Reconstruction is the period following the Civil War, after which slavery was abolished with the 13th Amendment from all the States of USA. After the Civil War, black people were called "Freedmen". The purpose of the Freedmen's Bureau was the first attempt to help black men, by giving them food, clothes and opening schools for them. The first obstacle of Reconstruction was President Andrew Johnson, who instituted the Black Codes, a few laws according to which Freedmen couldn't have rights. For this reason, Congress tried to stop him by proposing the Civil Right bill. Johnson vetoed their proposal and, for the first time, a bill passed as a new law even with a president's veto. Reconstruction was reaching its goals with the 14th Amendment, which established that blacks and whites must be treated equally and have the same rights.

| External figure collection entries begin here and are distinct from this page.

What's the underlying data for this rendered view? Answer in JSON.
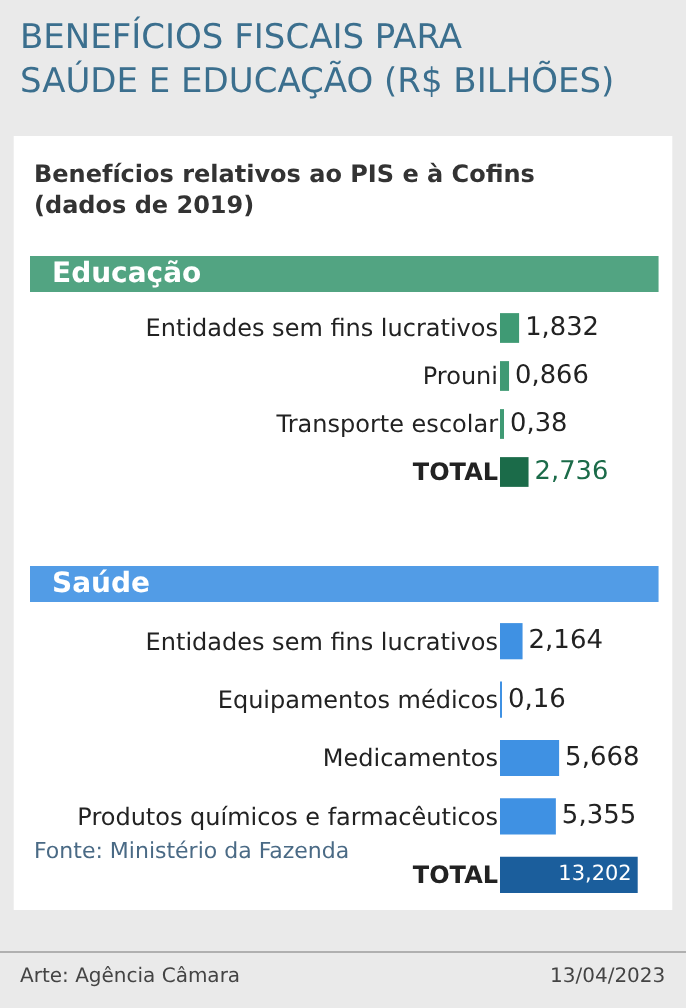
{
  "chart_data": [
    {
      "type": "bar",
      "orientation": "horizontal",
      "title": "BENEFÍCIOS FISCAIS PARA SAÚDE E EDUCAÇÃO (R$ BILHÕES)",
      "subtitle": "Benefícios relativos ao PIS e à Cofins (dados de 2019)",
      "annotations": [
        "Educação"
      ],
      "categories": [
        "Entidades sem fins lucrativos",
        "Prouni",
        "Transporte escolar",
        "TOTAL"
      ],
      "values": [
        1.832,
        0.866,
        0.38,
        2.736
      ],
      "value_labels": [
        "1,832",
        "0,866",
        "0,38",
        "2,736"
      ],
      "colors": [
        "#3f9a74",
        "#3f9a74",
        "#3f9a74",
        "#1b6b49"
      ]
    },
    {
      "type": "bar",
      "orientation": "horizontal",
      "annotations": [
        "Saúde",
        "Fonte: Ministério da Fazenda",
        "Arte: Agência Câmara",
        "13/04/2023"
      ],
      "categories": [
        "Entidades sem fins lucrativos",
        "Equipamentos médicos",
        "Medicamentos",
        "Produtos químicos e farmacêuticos",
        "TOTAL"
      ],
      "values": [
        2.164,
        0.16,
        5.668,
        5.355,
        13.202
      ],
      "value_labels": [
        "2,164",
        "0,16",
        "5,668",
        "5,355",
        "13,202"
      ],
      "colors": [
        "#3f91e3",
        "#3f91e3",
        "#3f91e3",
        "#3f91e3",
        "#1b5e9c"
      ]
    }
  ]
}
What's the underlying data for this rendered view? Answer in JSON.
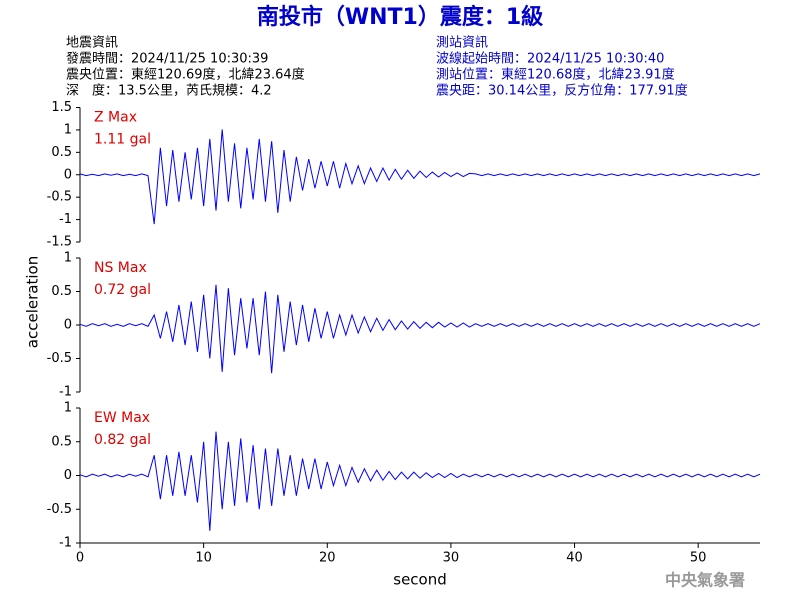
{
  "header": {
    "title": "南投市（WNT1）震度：1級",
    "event": [
      "地震資訊",
      "發震時間：2024/11/25 10:30:39",
      "震央位置：東經120.69度，北緯23.64度",
      "深　度：13.5公里，芮氏規模：4.2"
    ],
    "station": [
      "測站資訊",
      "波線起始時間：2024/11/25 10:30:40",
      "測站位置：東經120.68度，北緯23.91度",
      "震央距：30.14公里，反方位角：177.91度"
    ]
  },
  "ylabel": "acceleration",
  "footer": "中央氣象署",
  "chart_data": [
    {
      "type": "line",
      "label": "Z Max",
      "max_label": "1.11 gal",
      "color": "#0000ff",
      "ylim": [
        -1.5,
        1.5
      ],
      "yticks": [
        -1.5,
        -1,
        -0.5,
        0,
        0.5,
        1,
        1.5
      ],
      "xlim": [
        0,
        55
      ],
      "x": [
        0,
        0.5,
        1,
        1.5,
        2,
        2.5,
        3,
        3.5,
        4,
        4.5,
        5,
        5.5,
        6,
        6.5,
        7,
        7.5,
        8,
        8.5,
        9,
        9.5,
        10,
        10.5,
        11,
        11.5,
        12,
        12.5,
        13,
        13.5,
        14,
        14.5,
        15,
        15.5,
        16,
        16.5,
        17,
        17.5,
        18,
        18.5,
        19,
        19.5,
        20,
        20.5,
        21,
        21.5,
        22,
        22.5,
        23,
        23.5,
        24,
        24.5,
        25,
        25.5,
        26,
        26.5,
        27,
        27.5,
        28,
        28.5,
        29,
        29.5,
        30,
        30.5,
        31,
        31.5,
        32,
        32.5,
        33,
        33.5,
        34,
        34.5,
        35,
        35.5,
        36,
        36.5,
        37,
        37.5,
        38,
        38.5,
        39,
        39.5,
        40,
        40.5,
        41,
        41.5,
        42,
        42.5,
        43,
        43.5,
        44,
        44.5,
        45,
        45.5,
        46,
        46.5,
        47,
        47.5,
        48,
        48.5,
        49,
        49.5,
        50,
        50.5,
        51,
        51.5,
        52,
        52.5,
        53,
        53.5,
        54,
        54.5,
        55
      ],
      "values": [
        0.02,
        -0.02,
        0.01,
        -0.02,
        0.02,
        -0.01,
        0.02,
        -0.02,
        0.01,
        -0.02,
        0.02,
        -0.02,
        -1.1,
        0.6,
        -0.7,
        0.55,
        -0.6,
        0.5,
        -0.55,
        0.6,
        -0.7,
        0.8,
        -0.8,
        1.01,
        -0.6,
        0.7,
        -0.75,
        0.6,
        -0.55,
        0.8,
        -0.6,
        0.75,
        -0.85,
        0.55,
        -0.6,
        0.4,
        -0.35,
        0.35,
        -0.3,
        0.3,
        -0.25,
        0.3,
        -0.3,
        0.25,
        -0.2,
        0.2,
        -0.2,
        0.15,
        -0.15,
        0.15,
        -0.12,
        0.12,
        -0.1,
        0.1,
        -0.08,
        0.08,
        -0.06,
        0.06,
        -0.05,
        0.05,
        -0.04,
        0.04,
        -0.04,
        0.03,
        0.02,
        -0.02,
        0.02,
        -0.02,
        0.02,
        -0.02,
        0.02,
        -0.02,
        0.02,
        -0.02,
        0.02,
        -0.02,
        0.02,
        -0.02,
        0.02,
        -0.02,
        0.02,
        -0.02,
        0.02,
        -0.02,
        0.02,
        -0.02,
        0.02,
        -0.02,
        0.02,
        -0.02,
        0.02,
        -0.02,
        0.02,
        -0.02,
        0.02,
        -0.02,
        0.02,
        -0.02,
        0.02,
        -0.02,
        0.02,
        -0.02,
        0.02,
        -0.02,
        0.02,
        -0.02,
        0.02,
        -0.02,
        0.02,
        -0.02,
        0.02
      ]
    },
    {
      "type": "line",
      "label": "NS Max",
      "max_label": "0.72 gal",
      "color": "#0000ff",
      "ylim": [
        -1,
        1
      ],
      "yticks": [
        -1,
        -0.5,
        0,
        0.5,
        1
      ],
      "xlim": [
        0,
        55
      ],
      "x": [
        0,
        0.5,
        1,
        1.5,
        2,
        2.5,
        3,
        3.5,
        4,
        4.5,
        5,
        5.5,
        6,
        6.5,
        7,
        7.5,
        8,
        8.5,
        9,
        9.5,
        10,
        10.5,
        11,
        11.5,
        12,
        12.5,
        13,
        13.5,
        14,
        14.5,
        15,
        15.5,
        16,
        16.5,
        17,
        17.5,
        18,
        18.5,
        19,
        19.5,
        20,
        20.5,
        21,
        21.5,
        22,
        22.5,
        23,
        23.5,
        24,
        24.5,
        25,
        25.5,
        26,
        26.5,
        27,
        27.5,
        28,
        28.5,
        29,
        29.5,
        30,
        30.5,
        31,
        31.5,
        32,
        32.5,
        33,
        33.5,
        34,
        34.5,
        35,
        35.5,
        36,
        36.5,
        37,
        37.5,
        38,
        38.5,
        39,
        39.5,
        40,
        40.5,
        41,
        41.5,
        42,
        42.5,
        43,
        43.5,
        44,
        44.5,
        45,
        45.5,
        46,
        46.5,
        47,
        47.5,
        48,
        48.5,
        49,
        49.5,
        50,
        50.5,
        51,
        51.5,
        52,
        52.5,
        53,
        53.5,
        54,
        54.5,
        55
      ],
      "values": [
        0.01,
        -0.02,
        0.02,
        -0.01,
        0.02,
        -0.02,
        0.01,
        -0.02,
        0.02,
        -0.01,
        0.02,
        -0.02,
        0.15,
        -0.2,
        0.2,
        -0.25,
        0.3,
        -0.3,
        0.35,
        -0.4,
        0.45,
        -0.5,
        0.6,
        -0.7,
        0.55,
        -0.45,
        0.4,
        -0.35,
        0.4,
        -0.45,
        0.5,
        -0.72,
        0.45,
        -0.4,
        0.35,
        -0.3,
        0.3,
        -0.25,
        0.25,
        -0.2,
        0.2,
        -0.2,
        0.15,
        -0.15,
        0.15,
        -0.12,
        0.12,
        -0.1,
        0.1,
        -0.08,
        0.08,
        -0.07,
        0.06,
        -0.06,
        0.05,
        -0.05,
        0.04,
        -0.04,
        0.04,
        -0.03,
        0.03,
        -0.03,
        0.03,
        -0.03,
        0.02,
        -0.02,
        0.02,
        -0.02,
        0.02,
        -0.02,
        0.02,
        -0.02,
        0.02,
        -0.02,
        0.02,
        -0.02,
        0.02,
        -0.02,
        0.02,
        -0.02,
        0.02,
        -0.02,
        0.02,
        -0.02,
        0.02,
        -0.02,
        0.02,
        -0.02,
        0.02,
        -0.02,
        0.02,
        -0.02,
        0.02,
        -0.02,
        0.02,
        -0.02,
        0.02,
        -0.02,
        0.02,
        -0.02,
        0.02,
        -0.02,
        0.02,
        -0.02,
        0.02,
        -0.02,
        0.02,
        -0.02,
        0.02,
        -0.02,
        0.02
      ]
    },
    {
      "type": "line",
      "label": "EW Max",
      "max_label": "0.82 gal",
      "color": "#0000ff",
      "ylim": [
        -1,
        1
      ],
      "yticks": [
        -1,
        -0.5,
        0,
        0.5,
        1
      ],
      "xlim": [
        0,
        55
      ],
      "xticks": [
        0,
        10,
        20,
        30,
        40,
        50
      ],
      "xlabel": "second",
      "x": [
        0,
        0.5,
        1,
        1.5,
        2,
        2.5,
        3,
        3.5,
        4,
        4.5,
        5,
        5.5,
        6,
        6.5,
        7,
        7.5,
        8,
        8.5,
        9,
        9.5,
        10,
        10.5,
        11,
        11.5,
        12,
        12.5,
        13,
        13.5,
        14,
        14.5,
        15,
        15.5,
        16,
        16.5,
        17,
        17.5,
        18,
        18.5,
        19,
        19.5,
        20,
        20.5,
        21,
        21.5,
        22,
        22.5,
        23,
        23.5,
        24,
        24.5,
        25,
        25.5,
        26,
        26.5,
        27,
        27.5,
        28,
        28.5,
        29,
        29.5,
        30,
        30.5,
        31,
        31.5,
        32,
        32.5,
        33,
        33.5,
        34,
        34.5,
        35,
        35.5,
        36,
        36.5,
        37,
        37.5,
        38,
        38.5,
        39,
        39.5,
        40,
        40.5,
        41,
        41.5,
        42,
        42.5,
        43,
        43.5,
        44,
        44.5,
        45,
        45.5,
        46,
        46.5,
        47,
        47.5,
        48,
        48.5,
        49,
        49.5,
        50,
        50.5,
        51,
        51.5,
        52,
        52.5,
        53,
        53.5,
        54,
        54.5,
        55
      ],
      "values": [
        0.01,
        -0.02,
        0.02,
        -0.01,
        0.02,
        -0.02,
        0.01,
        -0.02,
        0.02,
        -0.01,
        0.02,
        -0.02,
        0.3,
        -0.35,
        0.3,
        -0.3,
        0.35,
        -0.3,
        0.3,
        -0.4,
        0.5,
        -0.82,
        0.65,
        -0.5,
        0.5,
        -0.45,
        0.55,
        -0.4,
        0.45,
        -0.5,
        0.4,
        -0.45,
        0.4,
        -0.3,
        0.3,
        -0.3,
        0.25,
        -0.2,
        0.25,
        -0.2,
        0.2,
        -0.15,
        0.15,
        -0.15,
        0.12,
        -0.1,
        0.1,
        -0.08,
        0.08,
        -0.07,
        0.06,
        -0.06,
        0.05,
        -0.05,
        0.05,
        -0.04,
        0.04,
        -0.03,
        0.03,
        -0.03,
        0.03,
        -0.03,
        0.02,
        -0.02,
        0.02,
        -0.02,
        0.02,
        -0.02,
        0.02,
        -0.02,
        0.02,
        -0.02,
        0.02,
        -0.02,
        0.02,
        -0.02,
        0.02,
        -0.02,
        0.02,
        -0.02,
        0.02,
        -0.02,
        0.02,
        -0.02,
        0.02,
        -0.02,
        0.02,
        -0.02,
        0.02,
        -0.02,
        0.02,
        -0.02,
        0.02,
        -0.02,
        0.02,
        -0.02,
        0.02,
        -0.02,
        0.02,
        -0.02,
        0.02,
        -0.02,
        0.02,
        -0.02,
        0.02,
        -0.02,
        0.02,
        -0.02,
        0.02,
        -0.02,
        0.02
      ]
    }
  ]
}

At the same time, Congress tried to remove President Johnson by office, even if they didn't manage to do it, because of a lack of votes.

 We can assert that Reconstruction failure because of four main facts: the first one is the continuous try of President Johnson to send Freedmen in a condition most close as possible to slavery; in that period there was a group of white people, called KKK (Ku Klux Klan) who tormented, killed and kidnapped Freedmen, which had no laws protecting them; an other important episode was a United States Supreme Court case, Plessy v. Ferguson, according to which segregation was legal; the last fact, that caused the end of Reconstruction, was that President Hayes pulled the troops out of the South, believing that whites could keep blacks' laws, but this didn't manage and the blacks remained without a protection and with this episode the Reconstruction ended.